Variability of Accessory Proteins Rules the SARS-CoV-2 Pathogenicity
By
Sk. Sarif Hassan,
Pabitra Pal Choudhury,
Vladimir N Uversky,
Guy W. Dayhoff,
Alaa A. A. Aljabali,
Bruce Uhal,
Kenneth Lundstrom,
Nima Rezaei,
Murat Seyran,
Damiano Pizzol,
Parise Adadi,
Amos Lal,
Antonio Soares,
Tarek Mohamed Abd El-Aziz,
Ramesh Kandimalla,
Murtaza Tambuwala,
Gajendra Kumar Azad,
Samendra P Sherchan,
Wagner Baetas-da-Cruz,
Kazuo Takayama,
Ángel Serrano-Aroca,
Gaurav Chauhan,
Giorgio Palu,
Adam Brufsky
Posted 08 Nov 2020
bioRxiv DOI: 10.1101/2020.11.06.372227
The coronavirus disease 2019 (COVID-19) is caused by the Severe Acute Respiratory Syndrome Coronavirus-2 (SARS-CoV-2) which is pandemic with an estimated fatality rate less than 1% is ongoing. SARS-CoV-2 accessory proteins ORF3a, ORF6, ORF7a, ORF7b, ORF8, and ORF10 with putative functions to manipulate host immune mechanisms such as interferons, immune signaling receptor NLRP3 (NOD-, LRR-, and pyrin domain-containing 3) inflammasome, inflammatory cytokines such as interleukin β (IL-1β) are critical in COVID-19 pathology. Outspread variations of each of the six accessory proteins of all complete proteomes (available as of October 26, 2020, in the National Center for Biotechnology Information depository) of SARS-CoV-2, were observed across six continents. Across all continents, the decreasing order of percentage of unique variations in the accessory proteins was found to be ORF3a>ORF8>ORF7a>ORF6>ORF10>ORF7b.

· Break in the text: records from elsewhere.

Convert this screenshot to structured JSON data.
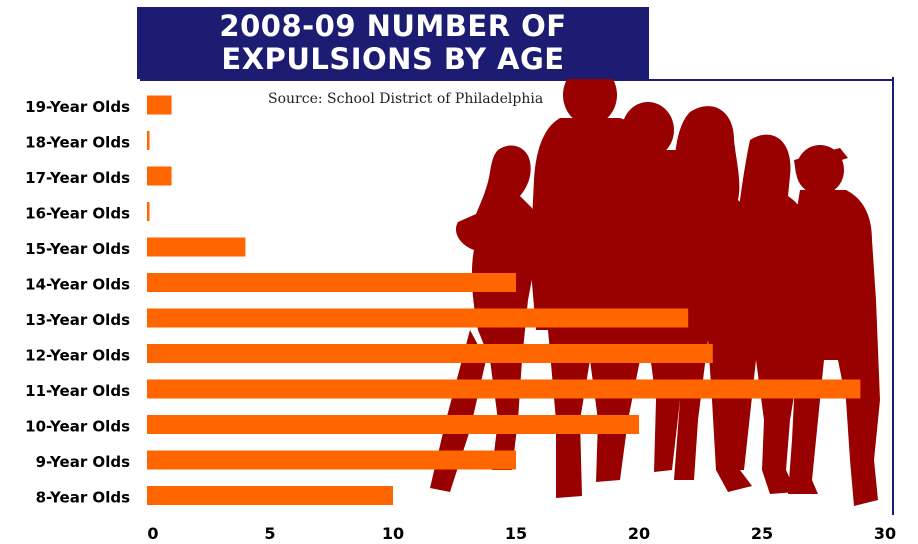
{
  "title_lines": [
    "2008-09 NUMBER OF",
    "EXPULSIONS BY AGE"
  ],
  "source": "Source: School District of Philadelphia",
  "colors": {
    "bar": "#ff6600",
    "title_bg": "#1c1c73",
    "silhouette": "#990000",
    "frame": "#1c1c73"
  },
  "chart_data": {
    "type": "bar",
    "orientation": "horizontal",
    "title": "2008-09 NUMBER OF EXPULSIONS BY AGE",
    "categories": [
      "19-Year Olds",
      "18-Year Olds",
      "17-Year Olds",
      "16-Year Olds",
      "15-Year Olds",
      "14-Year Olds",
      "13-Year Olds",
      "12-Year Olds",
      "11-Year Olds",
      "10-Year Olds",
      "9-Year Olds",
      "8-Year Olds"
    ],
    "values": [
      1,
      0,
      1,
      0,
      4,
      15,
      22,
      23,
      29,
      20,
      15,
      10
    ],
    "xlim": [
      0,
      30
    ],
    "xticks": [
      0,
      5,
      10,
      15,
      20,
      25,
      30
    ],
    "xlabel": "",
    "ylabel": "",
    "grid": false,
    "legend": "none"
  }
}
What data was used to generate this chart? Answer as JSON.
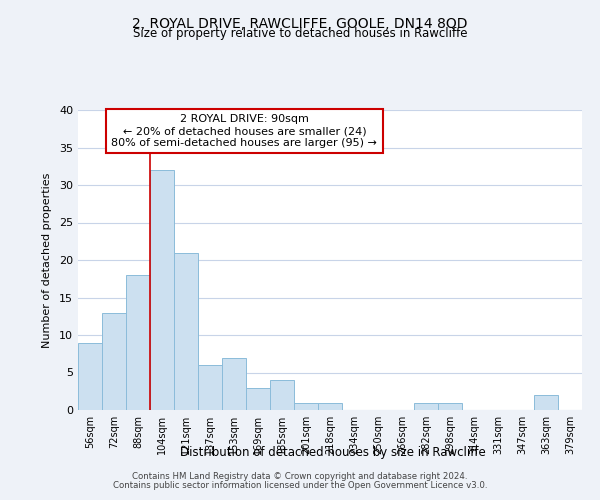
{
  "title": "2, ROYAL DRIVE, RAWCLIFFE, GOOLE, DN14 8QD",
  "subtitle": "Size of property relative to detached houses in Rawcliffe",
  "xlabel": "Distribution of detached houses by size in Rawcliffe",
  "ylabel": "Number of detached properties",
  "bar_labels": [
    "56sqm",
    "72sqm",
    "88sqm",
    "104sqm",
    "121sqm",
    "137sqm",
    "153sqm",
    "169sqm",
    "185sqm",
    "201sqm",
    "218sqm",
    "234sqm",
    "250sqm",
    "266sqm",
    "282sqm",
    "298sqm",
    "314sqm",
    "331sqm",
    "347sqm",
    "363sqm",
    "379sqm"
  ],
  "bar_values": [
    9,
    13,
    18,
    32,
    21,
    6,
    7,
    3,
    4,
    1,
    1,
    0,
    0,
    0,
    1,
    1,
    0,
    0,
    0,
    2,
    0
  ],
  "bar_color": "#cce0f0",
  "bar_edge_color": "#8bbcda",
  "vline_color": "#cc0000",
  "annotation_text_line1": "2 ROYAL DRIVE: 90sqm",
  "annotation_text_line2": "← 20% of detached houses are smaller (24)",
  "annotation_text_line3": "80% of semi-detached houses are larger (95) →",
  "box_color": "white",
  "box_edge_color": "#cc0000",
  "ylim": [
    0,
    40
  ],
  "yticks": [
    0,
    5,
    10,
    15,
    20,
    25,
    30,
    35,
    40
  ],
  "footnote1": "Contains HM Land Registry data © Crown copyright and database right 2024.",
  "footnote2": "Contains public sector information licensed under the Open Government Licence v3.0.",
  "bg_color": "#eef2f8",
  "plot_bg_color": "#ffffff",
  "grid_color": "#c8d4e8"
}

The highest and lowest unique variations of ORF3a were observed in South America and Oceania, respectively. This finding suggests that the wide variations of accessory proteins seem to govern the pathogenicity of SARS-CoV-2, and consequently, certain propositions and recommendations can be made in the public interest. ### Competing Interest Statement The authors have declared no competing interest.